Starting in 2013 and continuing through 2015, DeMoss and Ivy were Safety Directors at Parkway and Kronos mines operated by the Armstrong Coal Company. As Safety Directors, they oversaw the required regular dust-sampling that would ensure that the mines’ ventilation and engineering controls were adequate to keep respirable coal dust at safe levels. Mine operators can lower respirable dust by adjusting air flow in the mine and by using water sprays and other engineering controls. Mine operators must also comply with MSHA’s dust regulations, which require regular testing of the air where miners are actually working to ensure respirable coal dust is at safe levels. Both DeMoss and Ivy, rather than conducting the dust-sampling as required for full shifts, repeatedly took the dust-sampling monitors off miners wearing them. DeMoss and Ivy would then move the monitors out of the dusty working areas and into areas with clean air in an attempt to ensure the monitors would not register elevated dust levels.

DeMoss, 52, of Hopkins County, was sentenced to six months of probation for removing dust-sampling devices from miners before the end of the designated sampling period.


Ivy, 53, of Hopkins County, was sentenced to six months of probation for removing dust-sampling devices from miners before the end of the designated sampling period.

“We will continue to aggressively prosecute those whose actions violate safety regulations put in place to protect the health of our coal miners,” stated United States Attorney Michael A. Bennett.  “I commend the work of the prosecutors assigned to this case and the investigators from the MSHA’s Madisonville District Office who worked tirelessly to investigate the violations.” 

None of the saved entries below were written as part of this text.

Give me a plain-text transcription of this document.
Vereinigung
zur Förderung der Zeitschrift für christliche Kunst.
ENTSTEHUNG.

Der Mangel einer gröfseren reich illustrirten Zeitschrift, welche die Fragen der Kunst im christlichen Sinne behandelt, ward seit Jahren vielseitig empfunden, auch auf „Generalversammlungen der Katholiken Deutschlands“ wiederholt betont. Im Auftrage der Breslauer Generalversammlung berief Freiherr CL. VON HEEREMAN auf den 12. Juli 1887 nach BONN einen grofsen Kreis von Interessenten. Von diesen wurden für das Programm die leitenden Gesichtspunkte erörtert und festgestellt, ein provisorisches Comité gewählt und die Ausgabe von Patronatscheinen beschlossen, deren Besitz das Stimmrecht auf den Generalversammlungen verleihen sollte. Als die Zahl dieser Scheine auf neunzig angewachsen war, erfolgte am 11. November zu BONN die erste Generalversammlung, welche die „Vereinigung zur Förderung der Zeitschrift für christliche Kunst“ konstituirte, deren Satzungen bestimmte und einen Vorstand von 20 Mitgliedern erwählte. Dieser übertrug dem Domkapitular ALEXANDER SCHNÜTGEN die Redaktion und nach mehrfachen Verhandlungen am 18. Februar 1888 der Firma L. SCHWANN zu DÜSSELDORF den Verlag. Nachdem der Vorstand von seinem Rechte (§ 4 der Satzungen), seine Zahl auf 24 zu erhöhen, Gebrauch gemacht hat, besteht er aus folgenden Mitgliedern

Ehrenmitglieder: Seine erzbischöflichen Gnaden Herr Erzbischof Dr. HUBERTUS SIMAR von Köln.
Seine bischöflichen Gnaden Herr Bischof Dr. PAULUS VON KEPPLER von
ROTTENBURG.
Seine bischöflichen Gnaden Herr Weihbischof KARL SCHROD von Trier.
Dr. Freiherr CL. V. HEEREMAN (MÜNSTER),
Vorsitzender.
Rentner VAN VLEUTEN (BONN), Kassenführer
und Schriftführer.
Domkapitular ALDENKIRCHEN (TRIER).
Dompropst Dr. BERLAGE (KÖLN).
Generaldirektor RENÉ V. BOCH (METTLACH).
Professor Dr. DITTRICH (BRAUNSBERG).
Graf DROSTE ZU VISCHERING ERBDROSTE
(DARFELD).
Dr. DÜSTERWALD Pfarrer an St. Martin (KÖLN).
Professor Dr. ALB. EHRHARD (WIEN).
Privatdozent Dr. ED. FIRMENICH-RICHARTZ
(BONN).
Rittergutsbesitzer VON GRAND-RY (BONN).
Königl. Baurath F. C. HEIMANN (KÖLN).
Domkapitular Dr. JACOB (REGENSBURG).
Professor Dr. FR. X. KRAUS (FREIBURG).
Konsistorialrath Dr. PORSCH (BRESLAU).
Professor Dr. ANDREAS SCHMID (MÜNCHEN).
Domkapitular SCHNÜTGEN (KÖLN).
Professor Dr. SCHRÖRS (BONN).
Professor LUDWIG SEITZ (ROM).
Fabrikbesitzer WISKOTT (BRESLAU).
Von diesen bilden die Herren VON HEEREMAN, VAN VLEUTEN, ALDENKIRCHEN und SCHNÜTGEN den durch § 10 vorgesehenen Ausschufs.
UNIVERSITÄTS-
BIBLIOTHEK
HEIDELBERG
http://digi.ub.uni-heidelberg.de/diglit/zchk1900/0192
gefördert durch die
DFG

“The Department of Labor is committed to protecting the health and safety of Kentucky’s miners,” said Solicitor of Labor Seema Nanda. “Working with our partners at the MSHA and the Department of Justice, we will continue to investigate and prosecute those who put coal miners at risk by ignoring critical health and safety requirements.”

The investigation of the case was conducted by MSHA’s Madisonville District Office.

Western District of Kentucky Assistant United States Attorney Corinne Keel and Special Assistant United States Attorneys Jason Grover and Dana Ferguson from the Department of Labor prosecuted the case for the United States.